00:10:51.000 I don't know. It doesn't matter if it's Monday, Tuesday, all the way to Sunday.
00:10:57.000 The word of the day is the same.
00:10:59.000 What's the word of the day? Cash!
00:11:02.000 Word of the day is cash.
00:11:04.000 I wake up in the morning and I check the bank.
00:11:08.000 Do you understand what I'm saying to you, Luke? I do.
00:11:10.000 No, you don't understand. I wake up.
00:11:11.000 First thing I do, I grab my phone, bitches, hoes, cancel all that, and I check the bank.
00:11:17.000 I check the internet banking app, and guess what it's full of?
00:11:20.000 Cash. Cash! I ain't borrowing money from no bank.
00:11:23.000 I go to the bank and say, you can hold my money for me.
00:11:27.000 I don't have to go there and say, please, I need help to buy a house.
00:11:30.000 I do everything in cash.
00:11:31.000 This house. Iron clad, like a bat fucking cane.
00:11:36.000 What did I buy it with? Cash.
00:11:37.000 Cash. $35,000 watch, cash.
00:11:41.000 $5,000 shirt, cash.
00:11:44.000 You see that hot tub? Cash?
00:11:47.000 Cash! I ain't playing games.
00:11:50.000 I got fit hoes, beautiful women in the pimp game.
00:11:53.000 I got Bitcoin on the blockchain.
00:11:56.000 It's all cash.
00:11:57.000 I'm Mr. Cash. People come along and go, I'm asset rich, my assets.
00:12:01.000 Assets? I got cash.
00:12:04.000 Talk about fucking assets.
00:12:06.000 One by one, we can talk about everything I own.
00:12:09.000 And I bought it with the same motherfucking thing.
00:12:11.000 Cash. Look, let's look over here.
00:12:13.000 Let's have a conversation about the Aston Martin V12. Six liter, only 175 in the world, special edition.
00:12:21.000 Most of them are in car collections.
00:12:23.000 Mine's out here on the streets.
00:12:24.000 And I bought it in cash.
00:12:27.000 Lamborghini Huracan, drop top, spider.
00:12:30.000 It's reflective.
00:12:33.000 Cash. I went into Porsche, bought a 992, then sent it to Germany, spent extra money on the body kit, the power kit, upgraded it, and I did it all in fucking cash.

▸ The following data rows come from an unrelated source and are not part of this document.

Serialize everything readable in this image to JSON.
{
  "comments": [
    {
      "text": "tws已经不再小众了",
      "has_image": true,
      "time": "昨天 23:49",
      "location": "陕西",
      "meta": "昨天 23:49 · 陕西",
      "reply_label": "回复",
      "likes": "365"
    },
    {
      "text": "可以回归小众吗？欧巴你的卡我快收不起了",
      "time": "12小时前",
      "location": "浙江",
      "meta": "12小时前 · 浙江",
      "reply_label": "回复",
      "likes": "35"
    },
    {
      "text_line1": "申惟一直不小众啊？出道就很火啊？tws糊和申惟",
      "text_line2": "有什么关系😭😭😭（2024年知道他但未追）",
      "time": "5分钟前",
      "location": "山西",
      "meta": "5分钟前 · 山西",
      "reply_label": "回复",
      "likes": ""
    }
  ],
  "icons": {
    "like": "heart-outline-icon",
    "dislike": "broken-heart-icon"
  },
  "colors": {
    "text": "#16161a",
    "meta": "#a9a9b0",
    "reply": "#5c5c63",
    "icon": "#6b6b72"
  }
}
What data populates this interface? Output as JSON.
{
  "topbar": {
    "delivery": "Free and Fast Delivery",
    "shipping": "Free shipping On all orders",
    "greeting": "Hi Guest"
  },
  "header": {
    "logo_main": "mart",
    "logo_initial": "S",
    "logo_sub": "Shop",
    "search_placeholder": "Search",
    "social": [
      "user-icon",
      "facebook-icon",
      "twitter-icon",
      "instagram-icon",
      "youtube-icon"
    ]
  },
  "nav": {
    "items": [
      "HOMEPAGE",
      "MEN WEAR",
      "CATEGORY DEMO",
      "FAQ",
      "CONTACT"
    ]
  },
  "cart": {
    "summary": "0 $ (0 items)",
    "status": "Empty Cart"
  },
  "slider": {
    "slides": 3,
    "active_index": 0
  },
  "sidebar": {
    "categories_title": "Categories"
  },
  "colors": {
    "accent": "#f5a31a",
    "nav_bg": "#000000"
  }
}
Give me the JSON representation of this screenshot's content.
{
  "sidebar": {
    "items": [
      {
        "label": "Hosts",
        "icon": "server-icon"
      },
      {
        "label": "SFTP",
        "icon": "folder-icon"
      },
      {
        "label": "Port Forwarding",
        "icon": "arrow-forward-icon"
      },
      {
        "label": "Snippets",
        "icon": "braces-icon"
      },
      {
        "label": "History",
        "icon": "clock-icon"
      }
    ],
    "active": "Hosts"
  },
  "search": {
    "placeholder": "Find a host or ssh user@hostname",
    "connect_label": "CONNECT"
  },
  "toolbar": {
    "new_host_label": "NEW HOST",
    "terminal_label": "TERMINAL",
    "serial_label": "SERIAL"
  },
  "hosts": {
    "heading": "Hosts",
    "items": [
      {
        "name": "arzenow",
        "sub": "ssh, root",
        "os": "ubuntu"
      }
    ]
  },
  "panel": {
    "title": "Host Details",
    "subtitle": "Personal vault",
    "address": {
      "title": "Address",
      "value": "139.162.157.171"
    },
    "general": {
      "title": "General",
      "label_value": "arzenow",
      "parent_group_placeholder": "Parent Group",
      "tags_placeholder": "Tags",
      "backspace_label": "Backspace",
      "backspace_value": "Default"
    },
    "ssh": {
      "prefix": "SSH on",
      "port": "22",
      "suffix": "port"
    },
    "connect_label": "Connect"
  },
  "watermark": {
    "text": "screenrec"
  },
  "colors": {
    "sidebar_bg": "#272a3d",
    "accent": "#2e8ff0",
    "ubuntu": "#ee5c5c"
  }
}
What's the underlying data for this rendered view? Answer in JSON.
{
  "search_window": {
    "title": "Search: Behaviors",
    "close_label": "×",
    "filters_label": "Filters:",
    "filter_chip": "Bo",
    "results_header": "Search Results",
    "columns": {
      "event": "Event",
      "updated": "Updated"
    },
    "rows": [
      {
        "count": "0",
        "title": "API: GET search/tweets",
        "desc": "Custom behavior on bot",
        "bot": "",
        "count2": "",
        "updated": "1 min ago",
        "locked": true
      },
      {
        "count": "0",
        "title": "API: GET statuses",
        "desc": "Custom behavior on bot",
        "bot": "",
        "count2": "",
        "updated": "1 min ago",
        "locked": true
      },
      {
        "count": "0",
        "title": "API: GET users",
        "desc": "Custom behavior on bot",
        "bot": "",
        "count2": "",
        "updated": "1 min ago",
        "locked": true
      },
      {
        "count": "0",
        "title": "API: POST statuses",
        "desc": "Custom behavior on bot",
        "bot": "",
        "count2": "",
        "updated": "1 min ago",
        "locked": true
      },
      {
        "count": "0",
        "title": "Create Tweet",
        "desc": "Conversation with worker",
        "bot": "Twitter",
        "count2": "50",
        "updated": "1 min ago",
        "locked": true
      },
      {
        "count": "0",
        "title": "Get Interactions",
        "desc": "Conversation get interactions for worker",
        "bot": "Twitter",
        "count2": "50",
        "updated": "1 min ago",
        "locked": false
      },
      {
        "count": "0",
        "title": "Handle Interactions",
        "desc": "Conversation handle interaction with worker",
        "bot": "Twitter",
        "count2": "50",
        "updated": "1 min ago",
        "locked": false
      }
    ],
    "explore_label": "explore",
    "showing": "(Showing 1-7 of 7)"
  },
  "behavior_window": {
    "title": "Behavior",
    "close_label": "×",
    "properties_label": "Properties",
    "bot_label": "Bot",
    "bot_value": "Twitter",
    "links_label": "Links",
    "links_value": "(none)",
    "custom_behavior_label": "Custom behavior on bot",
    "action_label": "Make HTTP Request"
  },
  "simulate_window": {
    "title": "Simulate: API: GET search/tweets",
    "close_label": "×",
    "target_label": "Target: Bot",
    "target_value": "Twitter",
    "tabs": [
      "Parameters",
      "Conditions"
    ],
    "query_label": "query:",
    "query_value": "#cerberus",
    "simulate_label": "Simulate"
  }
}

00:12:45.000 What's the word of the day?
00:12:47.000 Cash.
00:12:47.000 Cash!
00:12:48.000 Rory did leave with the pizzas.
00:13:06.000 you We all left.
00:13:09.000 I've driven the girls home.
00:13:10.000 There's a man in the pool eating pizza and burping.
00:13:14.000 That does sound like... In the pool eating pizza.
00:13:19.000 So... There were girls in the pool and they said they left because there's a guy burping and eating pizza in the pool.